- Education: Boston University (BA in geology) Harvard University (PhD)
- Known for: Work on stromatolites, hypothesis on the origin of life
- Scientific career
- Fields: Biogeology, sedimentology, microbiology
- Workplaces: Harvard University University of California, Santa Barbara

= Stanley Awramik =

American biogeologist and paleontologist

Stanley Awramik (born 1946) is an American biogeologist and paleontologist. He is best known for his work related to the Precambrian. In 2013, he was inducted as a fellow of the Geological Society of America.

==Career==
Born in New England, he first studied stromatolites as a graduate student under famed paleobotanist Elso Sterrenberg Barghoorn at Harvard University. In 1979, he became a faculty member at the University of California, Santa Barbara, where he was a contemporary of Preston Cloud.

===Stromatolites===
Awramik is known for his long standing expertise on stromatolites. His 1971 discovery of a link between a loss in stromatolitic diversity and the appearance of the first metazoans was published in Science.

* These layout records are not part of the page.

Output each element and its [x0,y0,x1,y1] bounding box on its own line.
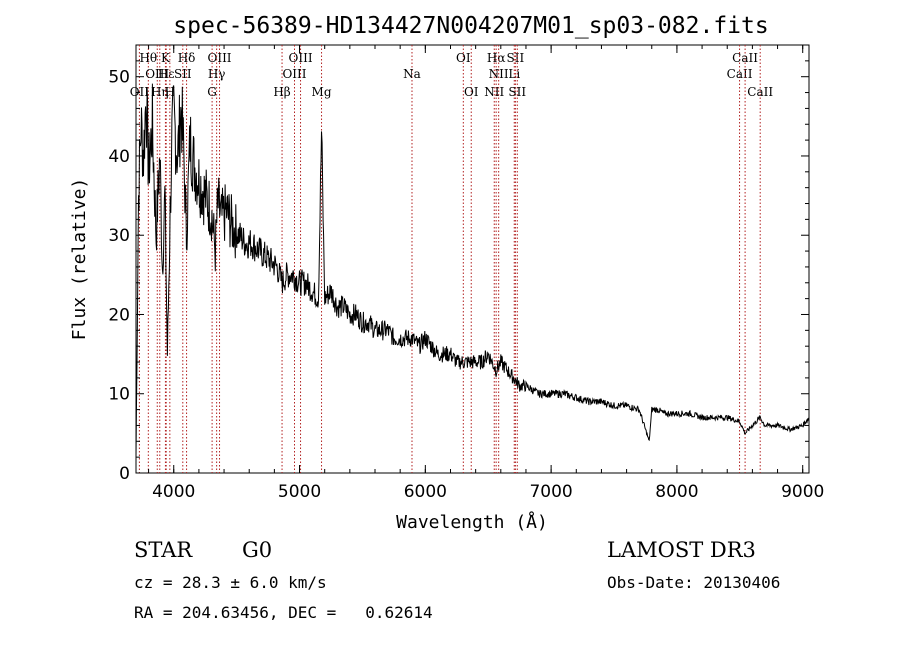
marker-label-5: Hε [158,67,175,81]
redshift-readout: cz = 28.3 ± 6.0 km/s [134,573,327,592]
marker-label-9: OIII [207,51,231,65]
x-tick-label-3: 7000 [529,482,572,502]
marker-label-22: Li [508,67,520,81]
marker-label-1: Hθ [139,51,157,65]
survey-name: LAMOST DR3 [607,538,756,562]
x-axis: 4000 5000 6000 7000 8000 9000 [148,45,824,502]
plot-frame [135,44,810,474]
spectrum-line [135,83,810,458]
y-tick-label-3: 30 [108,226,130,246]
marker-label-24: SII [508,85,526,99]
marker-label-10: Hγ [208,67,226,81]
x-tick-label-1: 5000 [278,482,321,502]
marker-label-12: Hβ [273,85,290,99]
marker-label-20: Hα [487,51,506,65]
y-tick-label-4: 40 [108,147,130,167]
x-tick-label-0: 4000 [152,482,195,502]
marker-label-23: SII [507,51,525,65]
marker-label-14: OIII [289,51,313,65]
marker-label-27: CaII [747,85,773,99]
marker-label-8: Hδ [178,51,196,65]
marker-label-6: H [165,85,175,99]
marker-label-7: SII [174,67,192,81]
marker-label-11: G [207,85,217,99]
y-tick-label-5: 50 [108,68,130,88]
y-tick-label-2: 20 [108,305,130,325]
marker-label-13: OIII [282,67,306,81]
y-axis-label: Flux (relative) [69,178,90,341]
marker-label-18: OI [464,85,479,99]
marker-label-19: NII [484,85,504,99]
object-class: STAR [134,538,193,562]
x-axis-label: Wavelength (Å) [396,511,548,533]
chart-title: spec-56389-HD134427N004207M01_sp03-082.f… [173,13,768,39]
x-tick-label-4: 8000 [655,482,698,502]
y-axis: 0 10 20 30 40 50 [108,60,809,484]
marker-label-0: OII [130,85,150,99]
object-subclass: G0 [242,538,273,562]
marker-label-2: OIII [145,67,169,81]
marker-label-26: CaII [732,51,758,65]
marker-label-16: Na [403,67,421,81]
y-tick-label-0: 0 [119,464,130,484]
x-tick-label-2: 6000 [404,482,447,502]
marker-label-25: CaII [727,67,753,81]
marker-label-21: NII [489,67,509,81]
spectral-line-markers: OII Hθ OIII Hη K Hε H SII Hδ OIII Hγ G Hβ OIII OIII Mg N… [130,45,773,473]
marker-label-3: Hη [151,85,169,99]
coordinates: RA = 204.63456, DEC = 0.62614 [134,603,433,622]
x-tick-label-5: 9000 [781,482,824,502]
y-tick-label-1: 10 [108,385,130,405]
marker-label-4: K [161,51,171,65]
marker-label-15: Mg [312,85,332,99]
obs-date: Obs-Date: 20130406 [607,573,781,592]
marker-label-17: OI [456,51,471,65]
spectrum-chart: spec-56389-HD134427N004207M01_sp03-082.f… [69,13,824,533]
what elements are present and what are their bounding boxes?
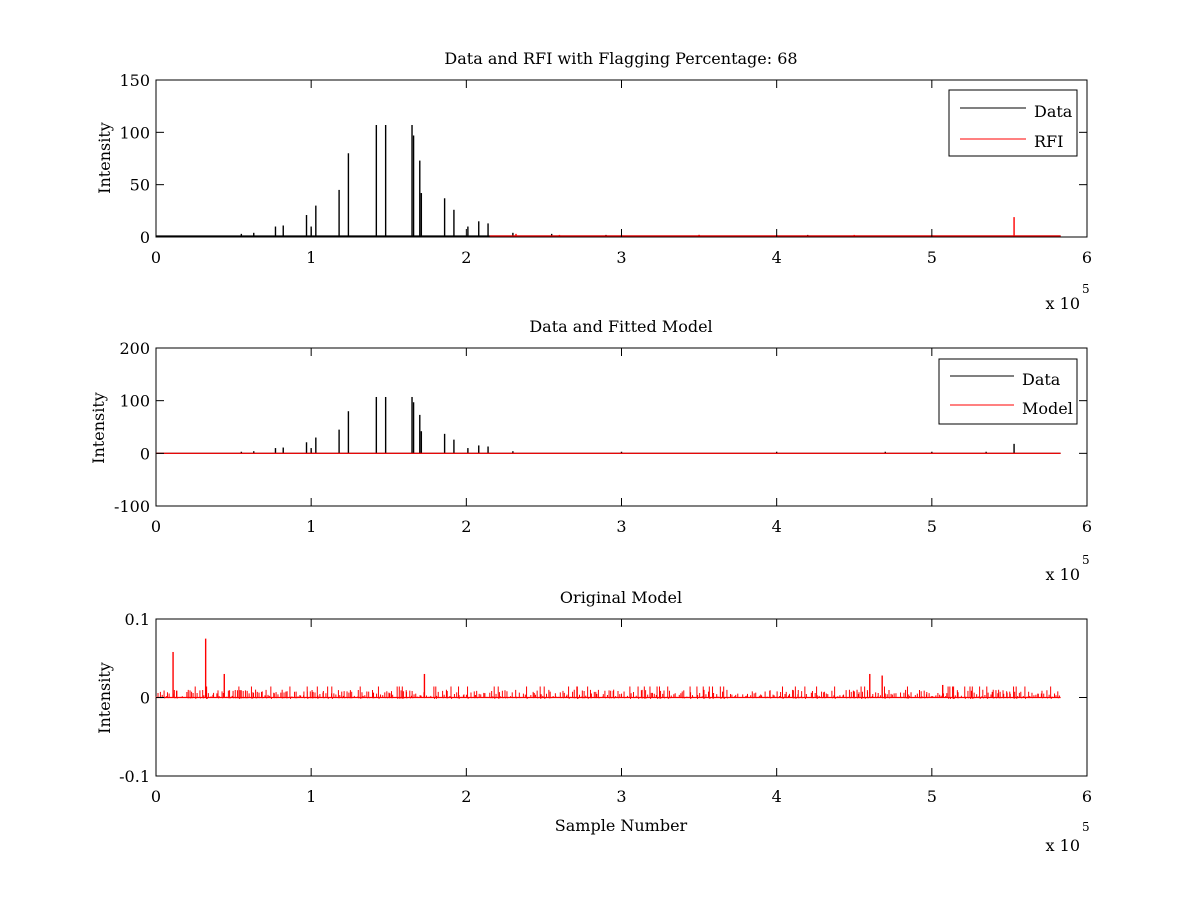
axes-frame [155, 79, 1088, 238]
x-tick-label: 2 [461, 787, 471, 806]
legend-box [938, 358, 1078, 425]
y-tick-label: 50 [130, 176, 150, 195]
x-tick-label: 1 [306, 248, 316, 267]
x-tick-label: 2 [461, 248, 471, 267]
legend-label-data: Data [1022, 370, 1061, 389]
x-tick-label: 3 [616, 787, 626, 806]
x-tick-label: 4 [772, 787, 782, 806]
x-tick-label: 0 [151, 787, 161, 806]
x-tick-label: 0 [151, 517, 161, 536]
legend-label-model: Model [1022, 399, 1073, 418]
legend: Data Model [938, 358, 1078, 425]
legend-label-data: Data [1034, 102, 1073, 121]
x-tick-label: 4 [772, 248, 782, 267]
y-tick-label: 0.1 [125, 610, 150, 629]
x-tick-label: 6 [1082, 517, 1092, 536]
x-exponent-base: x 10 [1046, 294, 1080, 313]
x-exponent-base: x 10 [1046, 836, 1080, 855]
x-tick-label: 1 [306, 517, 316, 536]
legend-label-rfi: RFI [1034, 132, 1063, 151]
x-exponent-power: 5 [1082, 820, 1090, 834]
y-axis-label: Intensity [95, 662, 114, 734]
tick-layer: 0 1 2 3 4 5 6-0.100.1 [119, 610, 1092, 806]
x-axis-label: Sample Number [555, 816, 688, 835]
series-layer [156, 125, 1061, 237]
x-tick-label: 3 [616, 248, 626, 267]
y-tick-label: -0.1 [119, 767, 150, 786]
chart-title: Data and RFI with Flagging Percentage: 6… [444, 49, 797, 68]
y-axis-label: Intensity [95, 122, 114, 194]
subplot-original-model: 0 1 2 3 4 5 6-0.100.1 Original Model Intensity… [95, 588, 1092, 855]
x-tick-label: 5 [927, 517, 937, 536]
y-tick-label: -100 [114, 497, 150, 516]
series-layer [156, 396, 1061, 454]
x-tick-label: 2 [461, 517, 471, 536]
series-noise [155, 686, 1061, 699]
axes-frame [155, 347, 1088, 507]
series-layer [155, 638, 1061, 699]
x-exponent-power: 5 [1082, 553, 1090, 567]
y-tick-label: 200 [119, 339, 150, 358]
x-tick-label: 1 [306, 787, 316, 806]
tick-layer: 0 1 2 3 4 5 6 0 50 100 150 [119, 71, 1092, 267]
legend-box [948, 89, 1078, 157]
x-tick-label: 4 [772, 517, 782, 536]
y-tick-label: 0 [140, 689, 150, 708]
y-tick-label: 100 [119, 392, 150, 411]
x-tick-label: 5 [927, 248, 937, 267]
y-tick-label: 100 [119, 123, 150, 142]
x-tick-label: 0 [151, 248, 161, 267]
x-exponent-base: x 10 [1046, 565, 1080, 584]
x-tick-label: 6 [1082, 248, 1092, 267]
subplot-rfi: 0 1 2 3 4 5 6 0 50 100 150 Data and RFI with Flagg… [95, 49, 1092, 313]
y-tick-label: 0 [140, 228, 150, 247]
x-exponent-power: 5 [1082, 282, 1090, 296]
chart-title: Data and Fitted Model [529, 317, 712, 336]
x-tick-label: 6 [1082, 787, 1092, 806]
chart-title: Original Model [560, 588, 682, 607]
x-tick-label: 5 [927, 787, 937, 806]
x-tick-label: 3 [616, 517, 626, 536]
y-tick-label: 0 [140, 444, 150, 463]
legend: Data RFI [948, 89, 1078, 157]
y-axis-label: Intensity [89, 392, 108, 464]
y-tick-label: 150 [119, 71, 150, 90]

In 1974, he and Lynn Margulis gave an often-used definition of "stromatolite".

===Origin of life===
In 1983, he discovered what was then considered to be the oldest evidence of life on earth, located in Western Australia. His and others' work provided credence to the notion that life was likely as old as 3.5 Ga.

===Recent research===
Awramik remains a faculty member at UCSB, where he continues to teach. He continues to study stromatolites. Recently, he has begun studying Neoproterozoic deposits in eastern California. In 2003, he, Frank Corsetti and David Pierce published evidence in the Proceedings of the National Academy of Sciences of fossilized microbiota in Cryogenian rocks, a revelation which has cast doubt on the notion of the near elimination of life during potential equatorial glaciation during that period (commonly referred to as Snowball Earth).

==Selected works==

===Notable articles===
- Awramik, S. M. (1971). "Precambrian Columnar Stromatolite Diversity: Reflection of Metazoan Appearance"
- Corsetti, F. A. (2003). "A complex microbiota from snowball Earth times: Microfossils from the Neoproterozoic Kingston Peak Formation, Death Valley, USA"
- Awramik, S. M. (1977). "The Gunflint microbiota"
- Awramik, S. M. (1992). "The oldest records of photosynthesis"
- Awramik, S. M. (1983). "Filamentous fossil bacteria from the Archean of Western Australia"

===Other works===
In addition to his journal articles, Awramik has written on a variety of topics related to biogeology. He co-authored a textbook on microbial sediments with Robert E. Riding, titled Microbial Sediments.

Additionally, he is interested in astrobiology, and has given several talks regarding the topic, including one titled "Astrobiology and the Origins of Life", at the National Health Museum in Atlanta.